Humanity has come a long way and we’ve reached such a technological age that nowadays very few people could live completely disconnected from the online world. Everything is digital or has some sort of internet component which, whether we like it or not, means that it’s pretty easy to track our real location. The general public doesn’t care about this but they should be more aware, because the truth is it’s not that companies only spy on their customers through their mobile apps but via other ingenious techniques that are used daily.
Surely VPNs are a great help to avoid the most of this, but they can only stretch so far before another method surpasses them. So how can you protect your location and still stay a part of the online world?
The Extent of VPNs
Most of the time, VPNs are a great help for remaining safe and anonymous online. They allow for circumventing geographical restrictions on streaming services and also provide the necessary protection against the prying eyes of ISPs. Likewise, they’re also important to a safely manage bank accounts or to enjoy some sweet discounts when shopping online.
But nowadays, unfortunately, this is no longer a 100% guarantee of privacy. Without mentioning some of the most common vulnerabilities within some VPNs such as DNS leaks, there are other issues that not even the best providers can handle. One of these is the fact that many websites and mobile apps – such as online shops – are starting to use GPS coordinates to pinpoint users’ real locations instead of through the IP address, the latter of which is easily handled by VPNs.
To get around this issue you should disable the browser’s HTML5 geolocation, an easy process that can be done either in the advanced settings of the different browsers or, in the case of Firefox, by typing “about:config” into the address bar. This means that websites will be unable to use such data to determine someone’s real location and will therefore turn to the old IP address method. In turn, using a VPN to disguise the real location remains a viable solution as before.
Another possible solution – though more technically demanding – is manually altering latitude and longitude coordinates to match the ones attributed by the VPN. This is done in a browser’s console and can take some time to master since it requires different coordinates each time a new VPN connection is established. But it’s a trustworthy method in the end, too.
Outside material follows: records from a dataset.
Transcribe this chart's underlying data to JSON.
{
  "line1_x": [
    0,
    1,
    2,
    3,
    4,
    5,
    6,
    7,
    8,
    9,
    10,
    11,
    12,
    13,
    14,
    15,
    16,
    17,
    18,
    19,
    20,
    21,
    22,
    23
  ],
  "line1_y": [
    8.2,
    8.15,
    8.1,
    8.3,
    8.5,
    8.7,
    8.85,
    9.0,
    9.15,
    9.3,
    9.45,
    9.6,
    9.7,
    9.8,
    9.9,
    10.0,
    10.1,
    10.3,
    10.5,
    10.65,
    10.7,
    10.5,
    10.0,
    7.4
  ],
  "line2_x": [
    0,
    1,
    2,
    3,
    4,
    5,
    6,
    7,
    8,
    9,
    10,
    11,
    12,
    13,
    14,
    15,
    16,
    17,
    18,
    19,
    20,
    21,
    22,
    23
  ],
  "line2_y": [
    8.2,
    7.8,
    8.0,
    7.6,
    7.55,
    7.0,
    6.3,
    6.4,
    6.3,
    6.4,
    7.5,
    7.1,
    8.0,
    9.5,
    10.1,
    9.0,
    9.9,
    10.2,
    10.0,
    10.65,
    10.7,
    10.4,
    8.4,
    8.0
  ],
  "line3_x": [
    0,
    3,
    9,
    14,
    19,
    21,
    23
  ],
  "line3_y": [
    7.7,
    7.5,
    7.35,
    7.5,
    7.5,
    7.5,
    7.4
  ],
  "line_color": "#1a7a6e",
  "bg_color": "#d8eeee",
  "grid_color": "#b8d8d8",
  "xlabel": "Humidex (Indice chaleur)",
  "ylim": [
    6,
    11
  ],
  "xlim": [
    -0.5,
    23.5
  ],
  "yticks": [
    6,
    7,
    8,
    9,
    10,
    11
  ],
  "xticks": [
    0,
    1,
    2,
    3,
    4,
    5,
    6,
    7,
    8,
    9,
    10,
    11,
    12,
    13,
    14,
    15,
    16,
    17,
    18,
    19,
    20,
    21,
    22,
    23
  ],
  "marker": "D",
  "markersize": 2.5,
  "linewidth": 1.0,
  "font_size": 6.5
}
GPS Tracking on Mobile Devices
It’s always advisable to pay close attention to the permissions allowed when installing new apps. The fewer, the better in this case, but it’s understandable that some of them do need to have access to the user’s GPS coordinates. How can Google Maps, for instance, provide the best route and guide you to your destination if the app doesn’t know where you are? Or how can Uber drivers pick you up and take you to where you want if they can’t find you?
In these cases precise geolocation is a necessity, but many people don’t know that smartphones and tablets are actively using GPS to track their owners – even outside of specific app uses. In turn, this allows certain apps to send their accurate location back to the companies – even if a VPN is being used – without the user knowing even about it. In some cases this can be solved the same way as with computer browsers, by turning off whatever function is enabling location services, but sometimes it requires a little more than that.
Android and iOS mobile devices have geolocation features enabled by default that allow people to track and find their devices in case they are lost. But as such they are also constantly revealing your precise location to Google and Apple, which may be enough to make a VPN useless. Fortunately, deactivating this is easy on both operating systems; just visit the privacy and location settings (or security and location on Android) and turn them off for good. Obviously this will affect the functionality of the aforementioned ‘find my device’ feature, but it’s still good to reclaim some of the little privacy we have these days.